This view is incompatible with the idea of God, as according to this there can’t be any talk about God taking part in determining the events in the Universe. It is then said that God might have made the universe, created those physical laws, set everything in motion, but that from that moment everything happens according to those laws which were set. At this point, a person that believes in God can bring up the fine tuning argument also – that is… that physical laws and constants are set in just the right way for appearance of life (and thus intelligent life). If you change those constants and laws just a little bit, it becomes impossible for this to happen.
Of course it is also possible to take this position with further note that God can and does do things which go against the laws of physics – some kind of miracles. Also there is the possibility that God made the laws in such way that they leave him open hands for intervening without breaking those laws. In such way for example, given the quantum mechanical indeterminacy (we don’t know of a law that fully determines the collapse of a QM system), God has freedom of doing anything, without in fact breaking the laws of physics. We may say, that the laws are intentionally left not fully determining what will happen (I will call this ontological underdetermination, not sure if it is good term, but can’t think of a better one), so that either God is constantly guiding (to some amount) the events in the Universe, or alternatively he is throwing dices when he doesn’t really prefer how certain collapses would happen. Now, that is I guess consistent position, it does provide a way to make sense of God (and further it makes fine tuning argument possible), but in my opinion it is quite inelegant all over. The explanation is full with choices which are made just to defend the possibility of God, and which explain nothing more but that possibility.

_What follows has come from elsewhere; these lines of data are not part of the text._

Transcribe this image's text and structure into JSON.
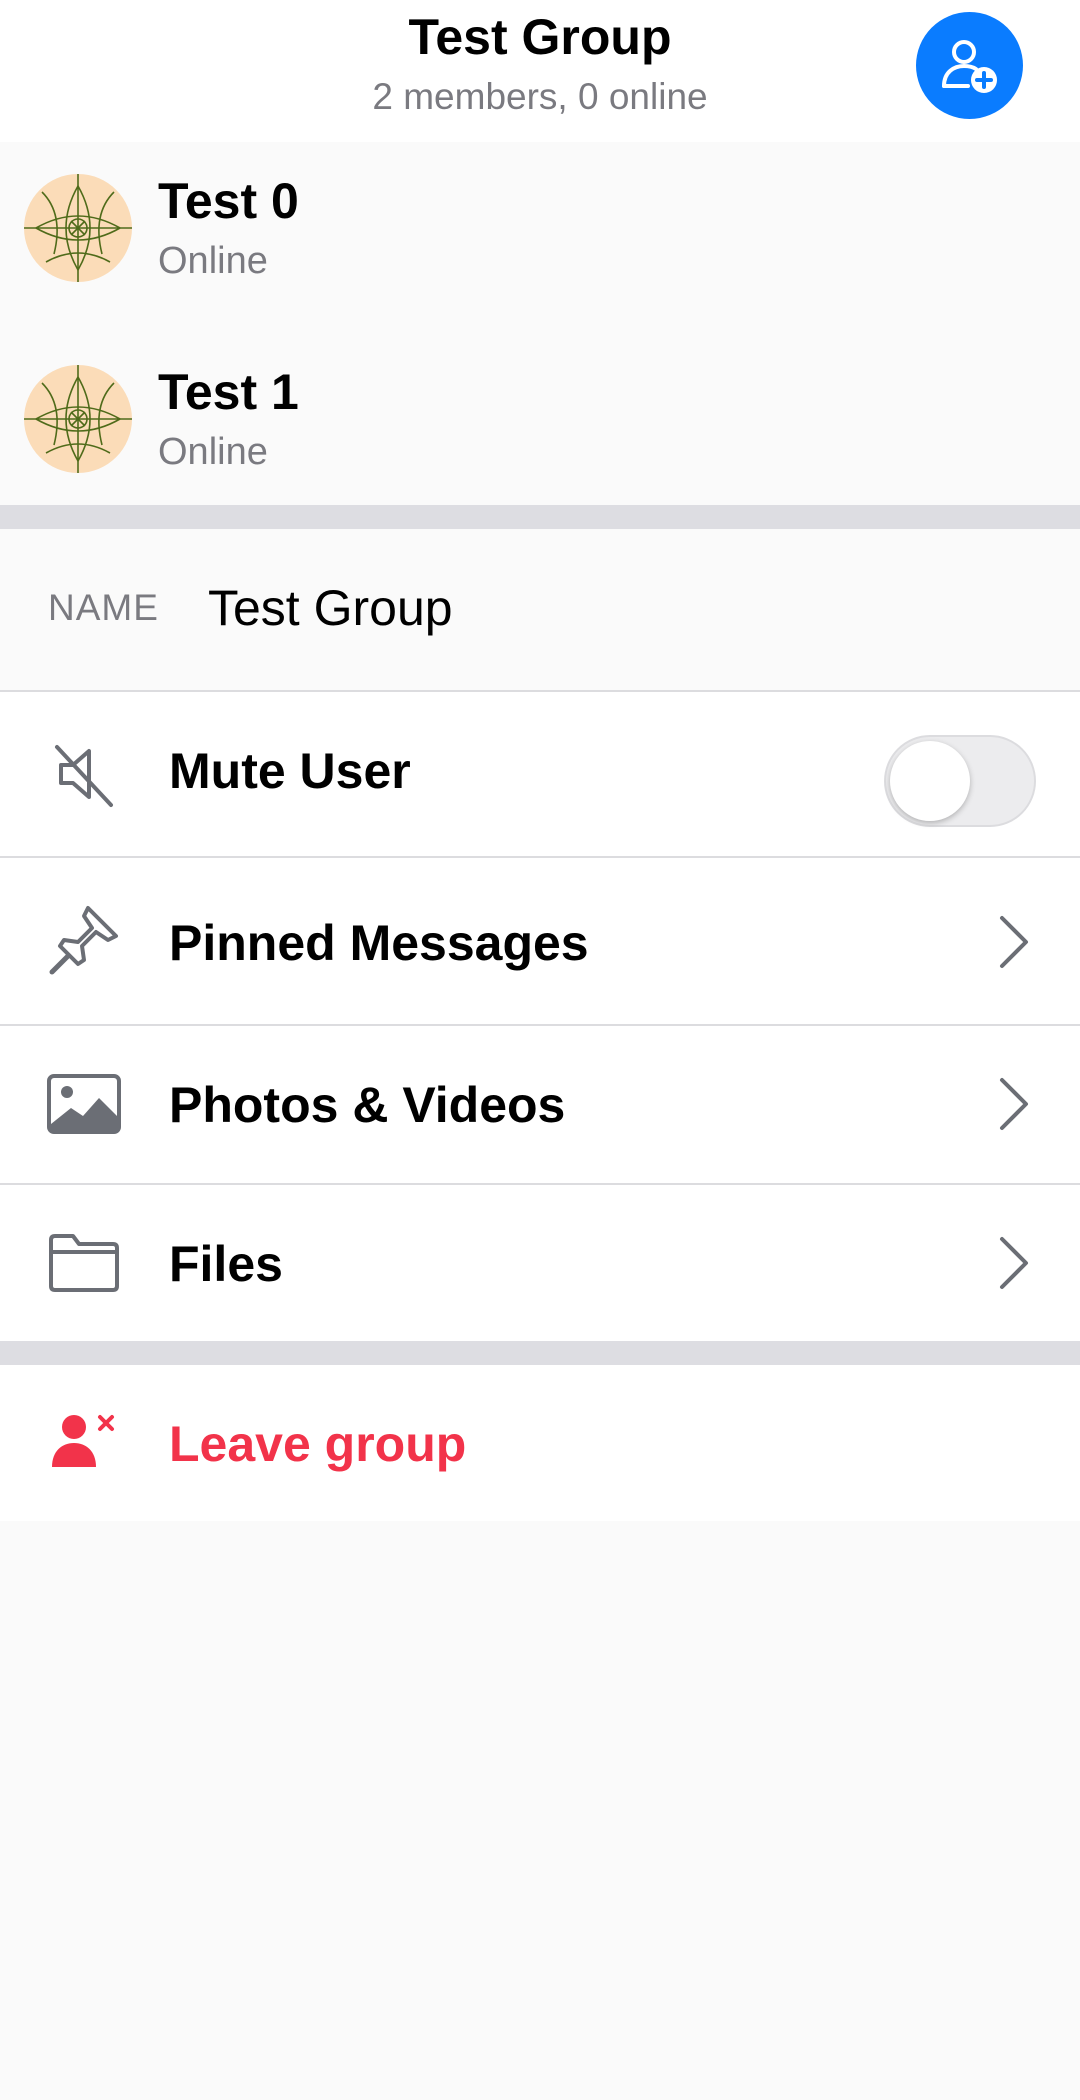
{
  "header": {
    "title": "Test Group",
    "subtitle": "2 members, 0 online",
    "add_member_icon": "add-user-icon",
    "accent_color": "#0a7cff"
  },
  "members": [
    {
      "name": "Test 0",
      "status": "Online",
      "avatar_icon": "geometric-pattern-avatar"
    },
    {
      "name": "Test 1",
      "status": "Online",
      "avatar_icon": "geometric-pattern-avatar"
    }
  ],
  "group_name": {
    "label": "NAME",
    "value": "Test Group"
  },
  "settings": {
    "mute": {
      "label": "Mute User",
      "icon": "speaker-muted-icon",
      "enabled": false
    },
    "pinned": {
      "label": "Pinned Messages",
      "icon": "pin-icon"
    },
    "photos": {
      "label": "Photos & Videos",
      "icon": "image-icon"
    },
    "files": {
      "label": "Files",
      "icon": "folder-icon"
    }
  },
  "leave": {
    "label": "Leave group",
    "icon": "remove-user-icon",
    "color": "#f2334a"
  }
}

b)Laws as necesary relations between measurables
And that brings us to the second way to view the physical laws. In this view the laws are necessary relations which hold among different measurables (what kind of necessity this is – is it metaphysical necessity, or is it just a necessity in the actual world is separate issue which I will touch on later). In this kind of view the laws are not seen now as governing the universe. So, they are not things which are moving the state of the universe at time t to the state at time t+dt. In fact, the time is now seen as just another measurable, and what the laws tells us is the necessary relations in which the measurables will stand – measurables which are aspects of the Universe (where it is seen as becoming, so that it includes temporal facts). I think firstly that this kind of view of laws is much better than the previous one – it seems really much closer to the actual way the physical laws are specified in physics (through equations, and not through ‘if system is X at t, it will be Y at t+dt’ kind of formulations), and secondly by seeing time as another measurable it is much more inline with the modern theories of physics (relativity and quantum mechanics).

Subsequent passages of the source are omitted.